Iv been suffering pelvic pain for a few yrs now and kept being put down to gynaecological..but after a internal camera exam she said its my bowels. .im just waiting on results of mri on my lumber spine no dye inserted. .i can't walk sometimes so hopefully get to the bottom of this x
Sarah07, your symptoms are like mine, so painful I could barely walk. The vein specialist said if they'd not used the dye on my MRI, the pelvic vein congestion would have been missed.

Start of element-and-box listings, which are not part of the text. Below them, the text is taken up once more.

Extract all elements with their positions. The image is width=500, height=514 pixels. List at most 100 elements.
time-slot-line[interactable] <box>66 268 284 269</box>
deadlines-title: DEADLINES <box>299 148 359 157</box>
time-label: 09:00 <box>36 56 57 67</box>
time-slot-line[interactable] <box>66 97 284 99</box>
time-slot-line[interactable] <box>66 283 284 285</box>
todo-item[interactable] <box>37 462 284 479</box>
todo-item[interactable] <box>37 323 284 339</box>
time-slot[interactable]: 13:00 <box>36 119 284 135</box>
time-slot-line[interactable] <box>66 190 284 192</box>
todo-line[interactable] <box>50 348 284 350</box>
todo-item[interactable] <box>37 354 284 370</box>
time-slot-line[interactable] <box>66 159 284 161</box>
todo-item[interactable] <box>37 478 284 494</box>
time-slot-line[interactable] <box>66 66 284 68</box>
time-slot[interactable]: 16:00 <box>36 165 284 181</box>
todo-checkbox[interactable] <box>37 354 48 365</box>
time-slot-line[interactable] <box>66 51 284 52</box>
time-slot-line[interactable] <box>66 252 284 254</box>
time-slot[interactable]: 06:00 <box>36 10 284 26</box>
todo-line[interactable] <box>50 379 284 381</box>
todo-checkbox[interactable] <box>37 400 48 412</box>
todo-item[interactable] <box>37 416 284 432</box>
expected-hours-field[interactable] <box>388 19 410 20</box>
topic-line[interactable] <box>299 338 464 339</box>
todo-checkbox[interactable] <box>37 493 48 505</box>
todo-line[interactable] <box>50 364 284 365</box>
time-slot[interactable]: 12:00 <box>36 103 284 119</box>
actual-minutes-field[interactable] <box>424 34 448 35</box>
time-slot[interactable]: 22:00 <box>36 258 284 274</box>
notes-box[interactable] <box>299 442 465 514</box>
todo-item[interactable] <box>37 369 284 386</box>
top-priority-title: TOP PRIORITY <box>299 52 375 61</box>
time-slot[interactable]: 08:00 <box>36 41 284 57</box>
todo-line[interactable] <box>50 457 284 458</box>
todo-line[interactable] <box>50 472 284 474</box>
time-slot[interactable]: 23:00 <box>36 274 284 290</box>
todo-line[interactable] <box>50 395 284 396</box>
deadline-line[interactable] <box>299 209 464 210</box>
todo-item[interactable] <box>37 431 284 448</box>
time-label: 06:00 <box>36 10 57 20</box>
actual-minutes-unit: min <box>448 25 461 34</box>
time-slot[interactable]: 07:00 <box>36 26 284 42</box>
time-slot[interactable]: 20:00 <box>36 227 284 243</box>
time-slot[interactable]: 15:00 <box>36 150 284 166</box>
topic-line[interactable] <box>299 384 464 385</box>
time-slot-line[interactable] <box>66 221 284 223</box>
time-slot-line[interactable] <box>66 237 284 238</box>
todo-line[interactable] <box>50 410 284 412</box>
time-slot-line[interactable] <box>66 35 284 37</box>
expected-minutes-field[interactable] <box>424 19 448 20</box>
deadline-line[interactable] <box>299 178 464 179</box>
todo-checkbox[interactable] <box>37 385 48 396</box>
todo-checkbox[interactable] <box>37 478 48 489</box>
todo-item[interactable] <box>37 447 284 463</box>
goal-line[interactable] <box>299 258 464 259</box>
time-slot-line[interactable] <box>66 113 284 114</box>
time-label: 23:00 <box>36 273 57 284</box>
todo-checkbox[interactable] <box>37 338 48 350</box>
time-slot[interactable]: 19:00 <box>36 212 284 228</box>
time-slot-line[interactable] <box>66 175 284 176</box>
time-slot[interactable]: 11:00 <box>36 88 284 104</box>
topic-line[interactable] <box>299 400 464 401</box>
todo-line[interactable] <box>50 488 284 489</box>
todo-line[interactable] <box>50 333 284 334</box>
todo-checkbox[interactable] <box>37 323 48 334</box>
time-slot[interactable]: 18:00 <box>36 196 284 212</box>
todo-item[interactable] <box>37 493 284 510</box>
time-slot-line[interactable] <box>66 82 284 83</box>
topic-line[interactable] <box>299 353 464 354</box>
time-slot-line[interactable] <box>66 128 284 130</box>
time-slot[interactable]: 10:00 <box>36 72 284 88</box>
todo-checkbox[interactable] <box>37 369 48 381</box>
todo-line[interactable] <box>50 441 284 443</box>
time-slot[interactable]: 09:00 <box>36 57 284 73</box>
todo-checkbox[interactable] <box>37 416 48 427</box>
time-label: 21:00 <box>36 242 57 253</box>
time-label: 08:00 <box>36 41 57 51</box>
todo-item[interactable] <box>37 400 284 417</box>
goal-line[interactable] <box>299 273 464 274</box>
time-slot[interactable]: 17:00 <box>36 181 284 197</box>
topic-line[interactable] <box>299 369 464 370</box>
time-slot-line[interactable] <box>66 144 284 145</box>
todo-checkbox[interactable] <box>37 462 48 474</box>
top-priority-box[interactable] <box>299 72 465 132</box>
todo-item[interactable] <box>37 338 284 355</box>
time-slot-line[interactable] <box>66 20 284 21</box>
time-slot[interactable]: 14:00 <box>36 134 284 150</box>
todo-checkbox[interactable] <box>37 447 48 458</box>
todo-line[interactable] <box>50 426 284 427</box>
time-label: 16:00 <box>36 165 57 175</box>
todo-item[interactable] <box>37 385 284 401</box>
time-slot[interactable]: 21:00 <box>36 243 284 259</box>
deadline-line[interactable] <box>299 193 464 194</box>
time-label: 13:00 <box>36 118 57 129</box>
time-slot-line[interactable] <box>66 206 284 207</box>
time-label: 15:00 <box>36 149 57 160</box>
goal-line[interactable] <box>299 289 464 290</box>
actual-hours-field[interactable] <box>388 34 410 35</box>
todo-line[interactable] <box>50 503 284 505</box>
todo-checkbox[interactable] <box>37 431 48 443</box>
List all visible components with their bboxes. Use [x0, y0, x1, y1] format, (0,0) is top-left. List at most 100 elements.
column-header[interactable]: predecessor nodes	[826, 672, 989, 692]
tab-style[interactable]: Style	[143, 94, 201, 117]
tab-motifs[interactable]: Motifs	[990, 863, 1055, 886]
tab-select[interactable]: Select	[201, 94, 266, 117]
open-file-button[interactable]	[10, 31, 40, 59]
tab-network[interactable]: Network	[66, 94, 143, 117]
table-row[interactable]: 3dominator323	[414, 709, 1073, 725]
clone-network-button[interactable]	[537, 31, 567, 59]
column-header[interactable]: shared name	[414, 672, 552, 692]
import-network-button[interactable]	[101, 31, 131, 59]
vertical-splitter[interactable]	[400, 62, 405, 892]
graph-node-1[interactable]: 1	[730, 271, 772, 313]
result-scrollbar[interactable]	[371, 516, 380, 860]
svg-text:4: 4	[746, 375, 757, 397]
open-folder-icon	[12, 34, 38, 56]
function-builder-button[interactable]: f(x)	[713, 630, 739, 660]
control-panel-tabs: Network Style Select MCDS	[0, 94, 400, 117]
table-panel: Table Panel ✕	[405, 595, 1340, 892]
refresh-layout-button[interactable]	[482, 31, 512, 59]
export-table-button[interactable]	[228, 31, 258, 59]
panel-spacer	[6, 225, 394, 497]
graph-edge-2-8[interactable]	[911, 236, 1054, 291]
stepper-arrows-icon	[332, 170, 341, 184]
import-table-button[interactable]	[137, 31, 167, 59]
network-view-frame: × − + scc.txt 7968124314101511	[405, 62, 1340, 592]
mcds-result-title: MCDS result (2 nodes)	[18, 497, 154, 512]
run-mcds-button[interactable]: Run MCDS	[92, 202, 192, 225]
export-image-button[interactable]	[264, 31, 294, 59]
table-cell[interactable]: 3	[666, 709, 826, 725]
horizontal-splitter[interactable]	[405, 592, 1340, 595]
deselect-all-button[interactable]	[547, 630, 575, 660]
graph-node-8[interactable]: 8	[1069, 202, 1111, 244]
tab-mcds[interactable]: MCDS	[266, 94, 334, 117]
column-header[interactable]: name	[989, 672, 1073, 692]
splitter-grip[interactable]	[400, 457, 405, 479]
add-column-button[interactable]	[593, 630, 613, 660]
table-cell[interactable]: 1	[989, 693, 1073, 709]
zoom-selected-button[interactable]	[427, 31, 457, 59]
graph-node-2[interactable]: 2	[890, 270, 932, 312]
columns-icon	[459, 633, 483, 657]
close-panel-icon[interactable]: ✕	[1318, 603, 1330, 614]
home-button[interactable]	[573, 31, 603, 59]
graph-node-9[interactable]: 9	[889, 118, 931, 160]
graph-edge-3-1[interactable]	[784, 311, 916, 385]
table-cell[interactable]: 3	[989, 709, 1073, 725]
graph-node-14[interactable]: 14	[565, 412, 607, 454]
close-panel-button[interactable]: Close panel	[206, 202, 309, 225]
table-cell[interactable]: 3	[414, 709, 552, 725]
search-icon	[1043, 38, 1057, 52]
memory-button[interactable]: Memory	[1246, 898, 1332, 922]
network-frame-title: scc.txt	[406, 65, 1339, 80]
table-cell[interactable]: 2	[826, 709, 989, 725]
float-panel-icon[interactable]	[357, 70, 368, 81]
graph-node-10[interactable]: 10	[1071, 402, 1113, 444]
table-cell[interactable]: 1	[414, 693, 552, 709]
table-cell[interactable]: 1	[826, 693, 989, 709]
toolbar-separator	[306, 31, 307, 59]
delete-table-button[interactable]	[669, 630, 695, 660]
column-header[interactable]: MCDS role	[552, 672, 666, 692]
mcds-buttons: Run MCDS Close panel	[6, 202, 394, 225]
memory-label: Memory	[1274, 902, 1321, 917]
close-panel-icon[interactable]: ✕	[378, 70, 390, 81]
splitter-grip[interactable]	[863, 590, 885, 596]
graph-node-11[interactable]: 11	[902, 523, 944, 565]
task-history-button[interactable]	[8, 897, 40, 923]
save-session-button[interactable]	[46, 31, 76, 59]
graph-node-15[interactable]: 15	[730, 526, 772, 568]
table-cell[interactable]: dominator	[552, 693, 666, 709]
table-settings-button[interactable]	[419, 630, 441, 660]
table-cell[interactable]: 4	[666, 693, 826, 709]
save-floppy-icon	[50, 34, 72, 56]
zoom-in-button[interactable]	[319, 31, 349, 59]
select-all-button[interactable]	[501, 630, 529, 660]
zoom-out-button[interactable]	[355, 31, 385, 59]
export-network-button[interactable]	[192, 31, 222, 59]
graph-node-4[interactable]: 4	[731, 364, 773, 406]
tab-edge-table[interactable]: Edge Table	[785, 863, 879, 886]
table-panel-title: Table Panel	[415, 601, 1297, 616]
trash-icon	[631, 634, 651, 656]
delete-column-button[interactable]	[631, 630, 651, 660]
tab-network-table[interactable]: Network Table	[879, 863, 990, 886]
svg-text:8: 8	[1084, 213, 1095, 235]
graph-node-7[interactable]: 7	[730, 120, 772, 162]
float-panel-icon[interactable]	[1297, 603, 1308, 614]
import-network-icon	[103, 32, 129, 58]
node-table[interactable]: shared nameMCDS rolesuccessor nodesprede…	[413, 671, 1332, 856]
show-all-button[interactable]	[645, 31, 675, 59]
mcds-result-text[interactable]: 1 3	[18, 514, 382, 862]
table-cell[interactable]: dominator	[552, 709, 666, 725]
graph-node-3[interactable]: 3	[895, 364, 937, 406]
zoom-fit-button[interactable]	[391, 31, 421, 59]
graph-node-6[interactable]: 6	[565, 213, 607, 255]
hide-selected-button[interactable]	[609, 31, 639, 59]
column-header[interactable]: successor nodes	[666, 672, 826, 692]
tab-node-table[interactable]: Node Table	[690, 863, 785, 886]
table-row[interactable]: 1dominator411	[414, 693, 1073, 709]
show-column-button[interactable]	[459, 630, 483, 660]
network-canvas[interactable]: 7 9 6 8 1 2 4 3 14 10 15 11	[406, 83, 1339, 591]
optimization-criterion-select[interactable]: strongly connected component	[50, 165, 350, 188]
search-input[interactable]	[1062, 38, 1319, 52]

Hope they don't have to repeat yours with dye.
Hi, yep! I have endometriosis (endometrium grows outside of uterus in abdominal cavity), pelvic congestion syndrome (varicose veins on my uterus) and pelvic floor myalgia (pelvic floor muscles won't effing relax). Hey flappyslady - I haven't met anyone else with PCS!
There's so much going on in the pelvic area and it took me about ten years to get a diagnosis and ultimately surgery. I am still dealing with some undiagnosed hip pain that affects the whole left side of my abdomen, though.
I had a laparoscopy where my surgeon used excision and ablation to remove endometriosis and ligated the varicose veins on my uterus.
I actually did physical therapy for pelvic floor myalgia. It sounds super weird but basically they find trigger points in the pelvic floor and help release them. It's a lot of slow manual therapy and it was pretty painful at the beginning but it helped a lot.
Libedon, they're referring for of therapy in January. It will be my 3rd round with one type, but now I also need to (treatment) for interstitial cystitis, and may need additional surgery for more pelvic adhesions. I scar externally with keloids. Internally is real bad, they find more every time, and they're always attached to major organs that cause malfunction. Good luck to everyone.
I've had pelvic pain, kind of a low-grade chronic crampy sensation, for 4 or 5 months now. I have poly cystic ovarian syndrome but this pain isn't like when a cyst bursts. I finally saw a GYN about it and he has ordered a pelvic ultrasound which is scheduled for mid January. I am anxious to learn the cause of this pain. I feel overwhelmed though -- the very last thing I need is yet another health problem!